In der inhaltlich anspruchsvollen und ausführlichen Behandlung unterschiedlicher Fragestellungen zu Händescheidung und Werkstattorganisation von Lucas Cranach dem Älteren am Beispiel des Neustädter Retabels spiegelt sich die uneingeschränkte Bereitschaft der Autoren, sich dem Thema mit großem persönlichem Einsatz zu widmen. Schon in der Einführung wird aus der eher beiläufigen Erwähnung der Untersuchungsmethodik der zeitliche Aufwand der Datenerhebung deutlich: Mittels 8600 (!) Makro-Einzelaufnahmen wurde im nahen Infrarot ein zusammenhängendes, hoch auflösendes Infrarotreflektogramm generiert.
Es ist die erklärte Absicht des Autorenteams, "mit dieser Arbeit ein Desiderat zu beheben" und "ein[en] Anfang zur Erforschung des Altarbestandes als auch eine Interpretation der ablesbaren Bildgenerierungsvorgänge" zu ermöglichen.

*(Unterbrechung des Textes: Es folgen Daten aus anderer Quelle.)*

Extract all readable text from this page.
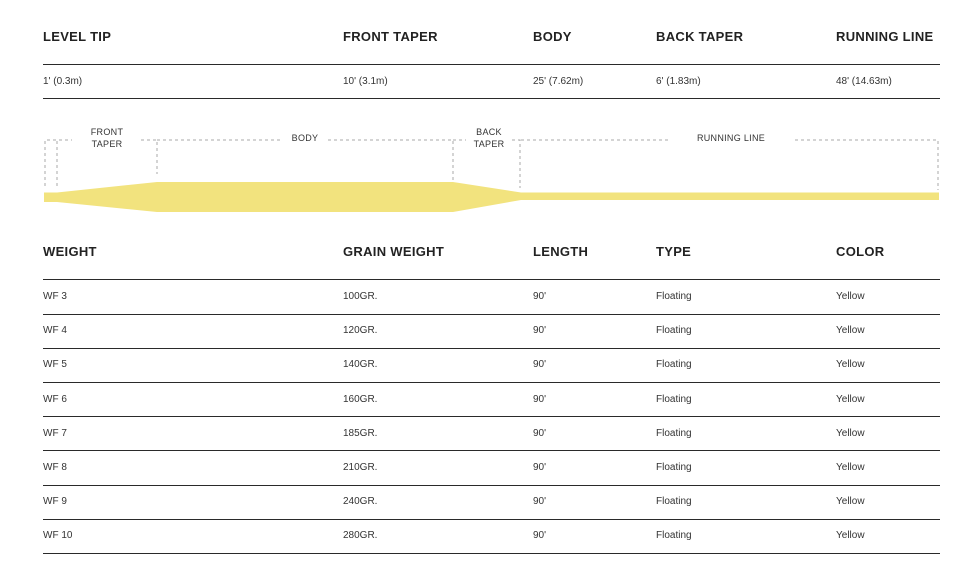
LEVEL TIP	FRONT TAPER	BODY	BACK TAPER	RUNNING LINE
1' (0.3m)	10' (3.1m)	25' (7.62m)	6' (1.83m)	48' (14.63m)
FRONT
TAPER
BODY
BACK
TAPER
RUNNING LINE
WEIGHT	GRAIN WEIGHT	LENGTH	TYPE	COLOR
WF 3	100GR.	90'	Floating	Yellow
WF 4	120GR.	90'	Floating	Yellow
WF 5	140GR.	90'	Floating	Yellow
WF 6	160GR.	90'	Floating	Yellow
WF 7	185GR.	90'	Floating	Yellow
WF 8	210GR.	90'	Floating	Yellow
WF 9	240GR.	90'	Floating	Yellow
WF 10	280GR.	90'	Floating	Yellow
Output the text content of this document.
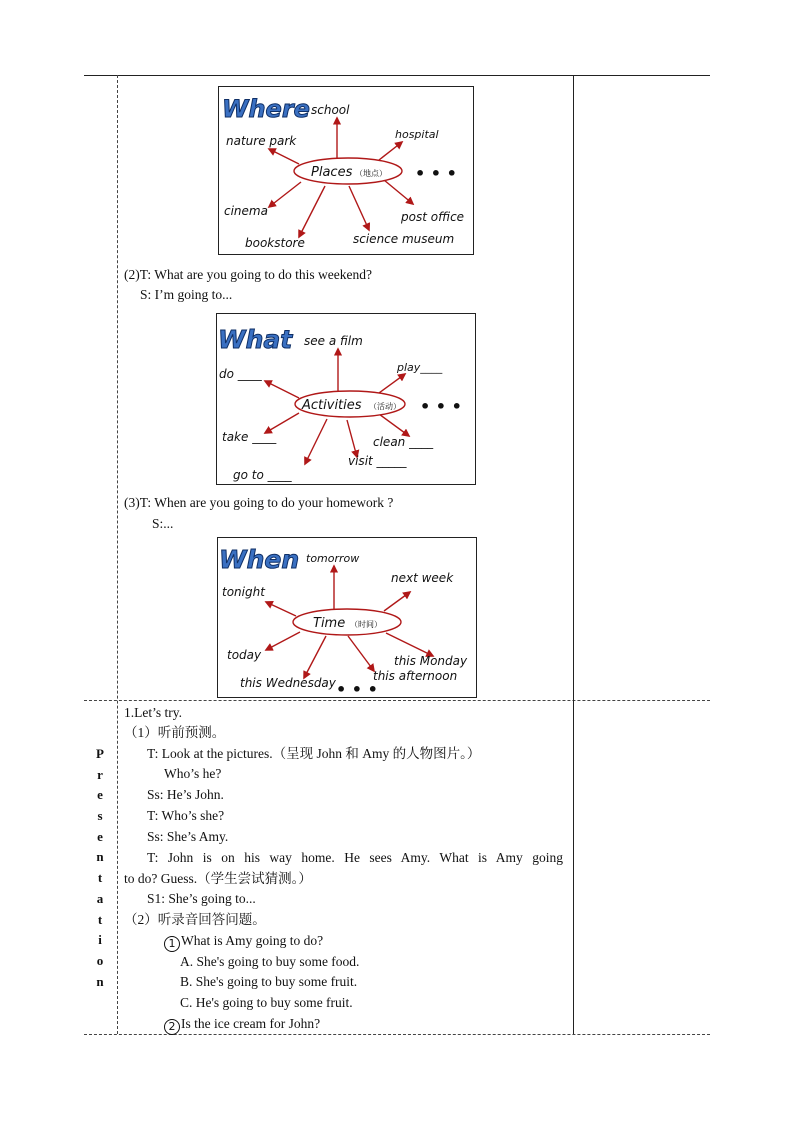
Where
Places （地点）
school
hospital
nature park
cinema
bookstore	science museum
post office
• • •
(2)T: What are you going to do this weekend?
S: I’m going to...
What
Activities （活动）
see a film
play____
do ____
take ____
go to ____
visit _____
clean ____
• • •
(3)T: When are you going to do your homework ?
S:...
When
Time （时间）
tomorrow
next week
tonight
today
this Wednesday	this afternoon
this Monday
• • •
P
r
e
s
e
n
t
a
t
i
o
n
1.Let’s try.
（1）听前预测。
T: Look at the pictures.（呈现 John 和 Amy 的人物图片。）
Who’s he?
Ss: He’s John.
T: Who’s she?
Ss: She’s Amy.
T: John is on his way home. He sees Amy. What is Amy going
to do? Guess.（学生尝试猜测。）
S1: She’s going to...
（2）听录音回答问题。
1 What is Amy going to do?
A. She's going to buy some food.
B. She's going to buy some fruit.
C. He's going to buy some fruit.
2 Is the ice cream for John?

In neun übersichtlich gegliederten Hauptkapiteln werden allgemeine kunstwissenschaftliche sowie werkimmanente Aspekte behandelt. Die Erkenntnisprozesse, die bereits in den Anfangskapiteln umrissen werden, sind hauptsächlich induktiv formuliert. Allgemeine Theorien zur Kunst und Kunstausübung am Übergang vom ausgehenden Mittelalter zur Frühen Neuzeit spielen jedoch (deduktiv) eine ebenso wichtige Rolle bei der Ausformulierung der Thesen.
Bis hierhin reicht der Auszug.